The most sacred of all the things you will become privy to are my hopes and my fears.
If you run away from me after all the ugly truths, then my own words have betrayed me and nothing or noone else.
If I drive you away from me, I will still have children and family but I will be left with nothing…because I will have nobody to go to when I need to be loved. Without you, life is all give and no take for me. I give and don’t take from most people. YOU are the only person I can take from. It is the water from YOUR well that gives me life.
All of that is romanticized.
The truth is this. I can lay it bare.
I don’t want our love to die. I don’t want our love to become something that doesn’t give YOU life.
I don’t want to lose the bond, the romance, the intimacy, the sexy way you make me feel, the comfort of your arms and your words, your smell, your taste, the sound of your voice when my eyes are closed and the spell it invokes when they are open and fixed on your face.

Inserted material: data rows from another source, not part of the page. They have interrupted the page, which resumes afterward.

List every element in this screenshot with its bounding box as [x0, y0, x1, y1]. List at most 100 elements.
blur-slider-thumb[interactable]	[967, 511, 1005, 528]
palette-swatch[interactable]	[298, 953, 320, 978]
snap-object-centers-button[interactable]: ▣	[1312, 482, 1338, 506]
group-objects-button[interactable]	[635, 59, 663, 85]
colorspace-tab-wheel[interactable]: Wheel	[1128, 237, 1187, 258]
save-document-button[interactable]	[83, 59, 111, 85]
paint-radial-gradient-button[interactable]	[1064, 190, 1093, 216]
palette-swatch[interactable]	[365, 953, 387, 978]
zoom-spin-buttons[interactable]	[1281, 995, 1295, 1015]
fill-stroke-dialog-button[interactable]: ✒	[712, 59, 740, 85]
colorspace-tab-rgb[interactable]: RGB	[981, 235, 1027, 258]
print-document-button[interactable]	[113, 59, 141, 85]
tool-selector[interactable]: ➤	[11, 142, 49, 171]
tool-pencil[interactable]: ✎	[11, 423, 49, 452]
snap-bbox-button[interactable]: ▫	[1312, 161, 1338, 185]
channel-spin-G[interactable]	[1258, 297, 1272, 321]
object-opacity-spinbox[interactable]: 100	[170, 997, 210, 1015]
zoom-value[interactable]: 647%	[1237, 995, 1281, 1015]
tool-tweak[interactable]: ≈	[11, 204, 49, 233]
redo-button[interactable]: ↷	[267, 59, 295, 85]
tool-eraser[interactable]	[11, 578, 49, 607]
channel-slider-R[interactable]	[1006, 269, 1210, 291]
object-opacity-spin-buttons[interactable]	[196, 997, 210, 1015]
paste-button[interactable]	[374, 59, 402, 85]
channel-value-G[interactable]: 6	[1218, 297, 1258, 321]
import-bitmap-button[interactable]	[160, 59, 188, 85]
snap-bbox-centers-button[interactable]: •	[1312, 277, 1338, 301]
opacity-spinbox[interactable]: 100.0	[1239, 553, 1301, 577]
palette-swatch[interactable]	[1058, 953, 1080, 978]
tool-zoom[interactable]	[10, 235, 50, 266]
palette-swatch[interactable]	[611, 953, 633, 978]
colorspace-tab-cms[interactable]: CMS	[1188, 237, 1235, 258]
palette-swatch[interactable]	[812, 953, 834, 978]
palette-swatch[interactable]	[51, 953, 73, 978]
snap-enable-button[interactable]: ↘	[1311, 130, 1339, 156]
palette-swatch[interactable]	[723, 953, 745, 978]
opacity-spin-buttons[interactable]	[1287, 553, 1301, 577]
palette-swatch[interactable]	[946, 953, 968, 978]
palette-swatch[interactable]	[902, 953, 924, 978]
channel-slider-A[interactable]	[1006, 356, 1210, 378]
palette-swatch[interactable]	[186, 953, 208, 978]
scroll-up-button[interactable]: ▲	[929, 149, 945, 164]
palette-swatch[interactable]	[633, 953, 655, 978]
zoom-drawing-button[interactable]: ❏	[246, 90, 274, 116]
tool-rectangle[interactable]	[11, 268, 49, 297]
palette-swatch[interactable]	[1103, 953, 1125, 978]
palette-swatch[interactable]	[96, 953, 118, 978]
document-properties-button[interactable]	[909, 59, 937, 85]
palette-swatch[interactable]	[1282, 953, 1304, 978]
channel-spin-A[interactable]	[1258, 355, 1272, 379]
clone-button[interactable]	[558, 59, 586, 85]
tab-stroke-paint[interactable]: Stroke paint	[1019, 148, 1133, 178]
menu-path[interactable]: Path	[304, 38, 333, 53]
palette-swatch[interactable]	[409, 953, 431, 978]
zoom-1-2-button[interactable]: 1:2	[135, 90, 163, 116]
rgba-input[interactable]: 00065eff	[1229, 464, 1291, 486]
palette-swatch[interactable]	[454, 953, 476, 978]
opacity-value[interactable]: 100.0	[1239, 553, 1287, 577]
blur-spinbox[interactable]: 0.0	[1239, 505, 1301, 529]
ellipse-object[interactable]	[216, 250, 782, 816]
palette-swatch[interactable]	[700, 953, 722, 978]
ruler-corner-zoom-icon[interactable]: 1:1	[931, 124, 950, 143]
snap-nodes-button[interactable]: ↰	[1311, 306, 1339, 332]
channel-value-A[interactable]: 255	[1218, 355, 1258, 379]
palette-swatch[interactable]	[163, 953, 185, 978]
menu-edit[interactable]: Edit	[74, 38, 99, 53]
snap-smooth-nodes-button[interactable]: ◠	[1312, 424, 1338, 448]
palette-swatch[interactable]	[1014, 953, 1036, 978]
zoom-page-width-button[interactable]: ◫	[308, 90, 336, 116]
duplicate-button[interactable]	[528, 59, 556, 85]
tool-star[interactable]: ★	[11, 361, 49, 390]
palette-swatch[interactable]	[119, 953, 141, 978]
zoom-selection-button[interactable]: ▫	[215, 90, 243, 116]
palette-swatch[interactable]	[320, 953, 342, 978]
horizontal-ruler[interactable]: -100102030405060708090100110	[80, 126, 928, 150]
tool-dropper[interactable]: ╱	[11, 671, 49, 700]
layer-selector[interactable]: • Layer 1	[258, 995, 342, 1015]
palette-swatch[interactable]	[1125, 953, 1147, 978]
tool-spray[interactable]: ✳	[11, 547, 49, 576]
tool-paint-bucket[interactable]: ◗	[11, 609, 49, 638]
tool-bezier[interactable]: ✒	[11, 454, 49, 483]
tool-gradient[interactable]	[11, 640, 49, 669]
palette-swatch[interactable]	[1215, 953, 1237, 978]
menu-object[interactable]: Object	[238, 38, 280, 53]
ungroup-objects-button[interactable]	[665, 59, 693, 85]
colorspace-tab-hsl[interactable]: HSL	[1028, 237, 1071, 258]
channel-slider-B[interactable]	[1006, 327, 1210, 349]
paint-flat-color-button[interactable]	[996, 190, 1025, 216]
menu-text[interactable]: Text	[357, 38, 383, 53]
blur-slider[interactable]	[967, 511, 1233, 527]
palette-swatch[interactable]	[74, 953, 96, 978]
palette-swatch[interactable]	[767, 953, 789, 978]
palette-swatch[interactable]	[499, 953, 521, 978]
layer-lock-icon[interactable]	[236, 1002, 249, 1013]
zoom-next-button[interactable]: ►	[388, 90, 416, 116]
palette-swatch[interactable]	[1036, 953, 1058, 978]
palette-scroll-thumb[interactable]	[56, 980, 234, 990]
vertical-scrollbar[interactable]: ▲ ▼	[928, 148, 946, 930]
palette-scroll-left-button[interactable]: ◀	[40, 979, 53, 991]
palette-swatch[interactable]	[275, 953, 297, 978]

And you would stand to lose someone that sees only the good in you, someone who sees you in the light you deserve, as a lover and a hero to the unfortunate. You would stand to lose the person in whose life you have made the greatest impact and where the purest of love and attention would be bestowed upon you by a selfless person who will never see your face as anything other than handsome. You would stand to lose the reciprocal care of the woman whom your love wholly changed.
Here’s what I think…
You’d be more likely to LOSE your way long before you’d RUN away.
But if you do, I’m gonna skip all the emotional bullshit and go straight for your weak spot.
Black Boots, bound titties and a butt plug…that will lure you back home.